Мальчишки-пастухи каждое лето пытались ее объездить, но она не поддавалась. Они хитрили — клали перед ней ломоть хлеба, Белка старалась ухватить его как можно быстрее и, заметив, что кто-нибудь из них взбирается, ей на рога, резко вскидывала голову. Если же пастушку удавалось вскочить ей на спину с пригорка, она бросалась, бежать, не разбирая дороги, то и дело взбрыкивала, извиваясь всем телом, терлась о стволы деревьев, забиралась в колючий кустарник, пока, наконец, ей не удавалось сбросить непрошеного наездника. Она любила, отбившись от стада, пастись в одиночестве. Бывало, задерет рогатую голову и бредет неведомо куда, сколько ни кричи ей вслед — ни за что не остановится. А то направится в кукурузу и, как ты не надрывайся, она не повернет назад, добежит до поля и сорвет початок-другой. Если же ей удавалось набрести на тыкву, то, завидев бегущего к ней пастушка, она бросалась навстречу, грозно наставив на него рога, и опять возвращалась к любимому лакомству. Иногда ей удавалось незаметно отбиться от стада. Пастушок отправлялся на поиски по следам, которые вели в густой колючий кустарник, продравшись сквозь заросли, он долго осматривался по сторонам и к своему ужасу обнаруживал, что буйволица пасется посреди чужого поля. Сколько раз ему доставалось по первое число от полевого сторожа, а все из-за нее, из-за Белки, которую не раз за потраву запирали в общинном хлеву, а потом штрафовали за это хозяина — Стояна Громодольца.
Правда, и ей доставалось за самовольство. Пастушок швырял в нее чем попало, как в злую собаку. Бросит палку, а буйволица пригнет голову, зажмурившись, и бежит прочь, только ее и видели. За особо большую шкоду мальчишки гуртом колотили ее, ухватив за длинный хвост, а Белка мчалась по лугу, волоча их за собой. Бывало, по утрам у нее гноился подбитый глаз, и мухи весь день не давали ей покоя.

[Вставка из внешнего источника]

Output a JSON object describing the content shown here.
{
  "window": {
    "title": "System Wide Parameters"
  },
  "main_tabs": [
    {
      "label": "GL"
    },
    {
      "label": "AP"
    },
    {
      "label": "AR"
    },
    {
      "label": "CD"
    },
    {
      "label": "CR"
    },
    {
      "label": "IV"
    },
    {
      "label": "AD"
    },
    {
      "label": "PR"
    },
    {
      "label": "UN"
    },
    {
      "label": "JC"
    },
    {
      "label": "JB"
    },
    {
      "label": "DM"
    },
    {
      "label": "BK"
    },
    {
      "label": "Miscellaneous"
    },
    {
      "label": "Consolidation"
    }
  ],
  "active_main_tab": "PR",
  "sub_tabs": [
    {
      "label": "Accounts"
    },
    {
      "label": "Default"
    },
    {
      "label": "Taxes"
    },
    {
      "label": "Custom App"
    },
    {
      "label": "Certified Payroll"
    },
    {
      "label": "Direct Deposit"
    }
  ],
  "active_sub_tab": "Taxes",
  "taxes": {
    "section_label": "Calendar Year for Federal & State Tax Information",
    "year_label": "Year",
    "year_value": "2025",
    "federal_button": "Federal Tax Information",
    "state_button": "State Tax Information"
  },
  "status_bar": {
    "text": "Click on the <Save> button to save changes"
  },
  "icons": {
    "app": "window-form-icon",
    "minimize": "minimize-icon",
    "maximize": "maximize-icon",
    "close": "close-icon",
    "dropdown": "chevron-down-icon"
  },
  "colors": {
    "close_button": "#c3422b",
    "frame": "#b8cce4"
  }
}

Наступили жаркие летние дни. Поля побелели, запахли хлебом, туго налитые колосья клонились к земле. Бабочки в пестрых нарядах плавно парили в пронизанном светом воздухе. В глубоком, просторном июльском небе не было ни облачка, но порой где-то вдали, над горизонтом, беззвучные сухие молнии расправляли свои алые паруса. То была верная примета, что хорошая погода задержится и можно будет без потерь собрать урожай, — крестьяне радовались и благословляли судьбу.

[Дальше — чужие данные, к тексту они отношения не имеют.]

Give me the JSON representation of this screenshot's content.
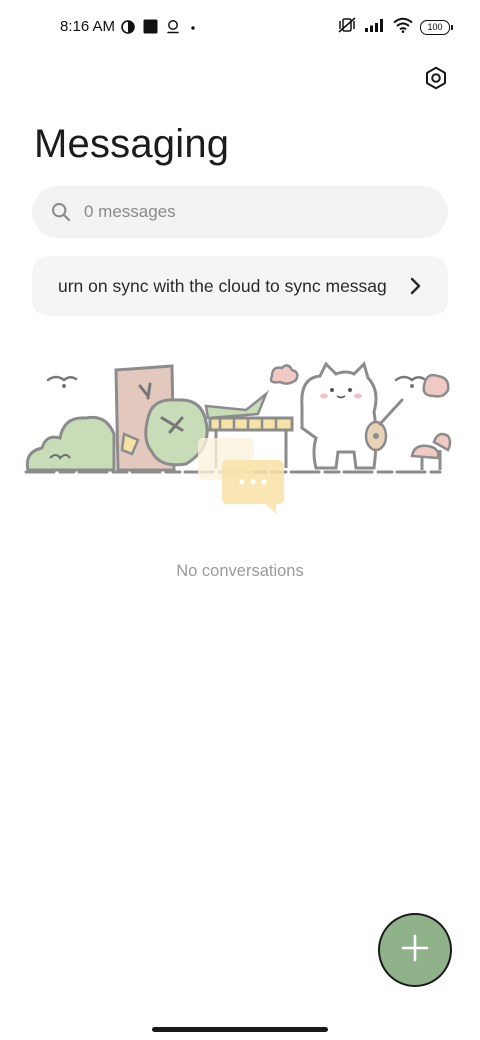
{
  "status_bar": {
    "time": "8:16 AM",
    "left_icons": [
      "data-saver-icon",
      "square-notification-icon",
      "location-icon",
      "dot-icon"
    ],
    "right_icons": [
      "muted-vibrate-icon",
      "cellular-signal-icon",
      "wifi-icon"
    ],
    "battery": "100"
  },
  "header": {
    "title": "Messaging",
    "settings_icon": "settings-hexagon-icon"
  },
  "search": {
    "placeholder": "0 messages",
    "icon": "search-icon"
  },
  "sync_banner": {
    "text": "urn on sync with the cloud to sync messag",
    "icon": "chevron-right-icon"
  },
  "empty_state": {
    "label": "No conversations"
  },
  "fab": {
    "icon": "plus-icon"
  },
  "colors": {
    "fab": "#8fb28a",
    "search_bg": "#f2f2f2",
    "banner_bg": "#f5f5f5",
    "muted_text": "#9a9a9a"
  }
}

Все Стояновы домочадцы вышли в поле. Денка с детьми и две молодые поденщицы жали хлеб и вязали его в снопы. Стоян следом перепахивал поле. Обливаясь потом, склонившись до земли, жницы двигались вперед, оставляя после себя широкую полосу стерни. Колосья тревожно раскачивались и шелестели, словно хотели убежать от острых серпов. На сухой стерне тут и там весело зеленели пучки травы, перекатывались, словно бочонки, тяжелые снопы, светлые тропинки были протоптаны к телеге, к баклаге с водой, оставленной в тени груши, к зеленеющему неподалеку лесу.
Всем распоряжалась Денка, жена Стояна. Она не только сама жала за троих, но и следила за тем, как работают другие. Подбадривала ребят, подавая им пример, хвалила за старание, порой журила. А разогнув спину, обводила глазами ниву и принималась нахваливать пшеницу:
— Хлеб-то уродился на славу. Высокий, густой, колосок к колоску, и все на один бок клонятся! А уж чистый — любо-дорого поглядеть. Так и просится: «Жни меня скорей!» — Немного помолчав, она добавляла озабоченно: — Поторапливаться надо, как бы не разразился град — без куска хлеба останемся!
Высохшая после весенних дождей, потрескавшаяся земля казалась красноватой от пшеничных зерен, осыпавшихся в знойные и ветреные июльские дни, с колосистых снопов раскаленными угольками опадали на землю зерна — куда ни глянь, всюду была пшеница.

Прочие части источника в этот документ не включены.